Pena que o Eco é lido por uma minoria em relação às pessoas que sofreram com
o caos em Santa Catarina. O nome deste político deveria ser marcado em livro e
nunca mais reeleito, nem para mandato de síndico. Espera-se que aquela parcela
que reelegeu este sujeito governador do Estado se dê conta de seu ato estúpido
e escanteie de vez gente deste naipe. Ou então, para aqueles que sofreram com a
tragédia e não pensarão duas vezes em votar outra vez nele, que não venham
chorar as mágoas.
PS
Leonardo Mohr 15/12/2008 20:42:21

Em tempo: parabéns as advogadas autoras do Parecer que analisou a minuta do PL.
Foram até comedidas com o lixo em análise. Esta minuta deveria virar estudo de
caso em curso de Direito: redação jurídica estilo Mobral Primário. Aliás,
desculpe: certamente quem fez Mobral tem mais cancha do que esse pessoal.
Comentário
Walter Alberto Sá Bensousan 17/12/2008 14:24:22

Caro Marcos Sá Corrêa,

Moro na região motivo da matéria \"Pior
do que a chuva é o manda chuva\".

De fato, sou lindeiro deste Parque
e conheço a fundo os absurdos que permeiam não só o que escrevestes sobre o
parque, mas também questões indígenas manipuladas além de um bilionario
projeto de duplicação rodoviária, que de igual forma interage ilicitamente
com este parque.

Veja então: o governador catarinense concorda com tamanho
disparate citado na sua matéria, porque está prevista a entrada de US$ 30
milhões proveniente do KFW - Banco Alemão, a título de ser aplicado neste
projeto de recategorização e redefinição de limites. Até aí imoral mas
tudo bem! Acontece que a Ong austríaca KFS também fianancia no mesmo parque a
regularização e demarcação de terras para indígenas residentes no Paraguai,
atualmente ingressando no Brasil mediante fraudes antropológicas comprovadas.
Para seu esclarecimento o Parque conforme citas na matéria, é extremadamente
acidentado e não suporta o impacto de habitações humanas (aldeias). Sabendo
da irregularidade das ocupações indígenas - vide os encaminhamentos da
Procuradoria do Estado - mesmo assim, o Governador prefere a transgreção pela
ganância do US$ 30 milhões.

Rencentemente no mesmo parque, obtive após
denúncia formalizado junto ao TCU um acórdão que evitou a majoração de
aprox. 60 milhõe de dolares, motivada desta vez por questões ditas indígenas,
ou, supostamente favoráveis aos indígenas alí propositalmente locados sobre
um barranco que em 1994 despencou sobre a BR 101, tornando-a impedida por três
dias.
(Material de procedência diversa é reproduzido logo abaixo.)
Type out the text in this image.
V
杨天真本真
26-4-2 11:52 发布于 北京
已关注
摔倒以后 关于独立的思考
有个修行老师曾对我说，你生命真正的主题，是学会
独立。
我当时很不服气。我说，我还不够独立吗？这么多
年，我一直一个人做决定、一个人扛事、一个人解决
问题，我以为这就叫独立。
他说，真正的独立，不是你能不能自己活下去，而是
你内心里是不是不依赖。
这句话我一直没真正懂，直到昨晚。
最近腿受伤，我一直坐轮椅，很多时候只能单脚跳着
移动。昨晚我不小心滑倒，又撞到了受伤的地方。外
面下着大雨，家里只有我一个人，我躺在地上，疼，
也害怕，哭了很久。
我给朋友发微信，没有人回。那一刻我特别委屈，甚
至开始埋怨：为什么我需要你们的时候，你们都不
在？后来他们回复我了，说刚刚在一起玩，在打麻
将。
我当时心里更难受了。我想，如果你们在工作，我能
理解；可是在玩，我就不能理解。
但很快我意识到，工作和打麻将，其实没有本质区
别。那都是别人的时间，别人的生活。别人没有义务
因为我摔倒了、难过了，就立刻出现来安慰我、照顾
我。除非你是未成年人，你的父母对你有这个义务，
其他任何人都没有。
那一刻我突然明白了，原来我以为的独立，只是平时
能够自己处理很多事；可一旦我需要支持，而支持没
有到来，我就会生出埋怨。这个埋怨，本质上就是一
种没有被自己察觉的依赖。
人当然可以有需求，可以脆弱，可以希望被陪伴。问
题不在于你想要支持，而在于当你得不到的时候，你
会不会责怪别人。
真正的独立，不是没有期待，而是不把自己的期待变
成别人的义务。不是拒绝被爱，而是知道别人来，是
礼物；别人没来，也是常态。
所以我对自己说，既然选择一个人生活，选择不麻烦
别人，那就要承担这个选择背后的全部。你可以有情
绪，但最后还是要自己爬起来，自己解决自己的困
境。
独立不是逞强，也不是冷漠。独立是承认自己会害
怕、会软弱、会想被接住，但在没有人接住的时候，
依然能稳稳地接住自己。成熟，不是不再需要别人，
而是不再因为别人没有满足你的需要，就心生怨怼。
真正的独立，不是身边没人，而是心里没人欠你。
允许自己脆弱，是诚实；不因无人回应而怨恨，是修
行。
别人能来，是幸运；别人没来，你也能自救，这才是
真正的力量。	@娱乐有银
O governador sabe disto, mas para não por em risco os 30 milhões do KFW
prefere fingir que nada acontece, a despeito da atuação de sua Procuradoria
contraria a tais desumanas ocupações. A propósito, alí já morreram mais de
18 indígenas além outras dezenas de feridos por atropelamentos, mas isto não
toca a nossa desumana escola antropológica, tão bem coberta pela mídia
desinformada.

Leia o meu site www.antropowatch.com.br há um link
específico sobre o parque/zoneamento, também fraudado vide MPE/SC. O Governo
catarinense, é claro, omite o assunto por duas razões: 1- pagou pelo serviço
fraudado deste zoneamento 2- não quer que a mídia internacional descubra o
antagonismo dos financiamentos das duas agências alemãs de fomento: KFW
voltado a suposta manutenção de um parque inabitável e KFS voltado a
regularização fundiária dentro de um parque inhábitável.

Vou parar por
aqui, foi apenas uma pitada do que envolve este parque.
Lamento não poder ter
falado contigo sobre o tema Parque/governador/meio ambiente.

Caro Marcos há
muito mais do que escreveste, mesmo assim parabéns.
O Brasil está descobrindo
Sta. Catarina e vendo que não somos diferentes do resto do país.
Site "antropowatch" difama e persegue os Guarani
Flora Neves 26/03/2009 19:09:05

Leiam está matéria esclarecedora sobre este site que luta contra os Guaranis e
contra o meio ambiente, só pensando no privado, nas terras que diz quer
resgatar dentro da Aldeia Indígena Guarani do Morro dos Cavalos. (
http://www.midiaindependente.org/pt/green/2008/12/ 435264.shtml )

Leiam
também o blog www.ecoflora.blogspot.com com mais notícias sobre o Parque do
Tabuleiro e o que realmente acontece naquela região.
Marcos Sá Corrêa, sou
sua adimiradora a alguns anos, desde que entrei no jornalismo e que me
interessei pelo jornalismo ambiental. Parabens pela matéria e pelo seu
trabalho.

Flora Neves(*_*).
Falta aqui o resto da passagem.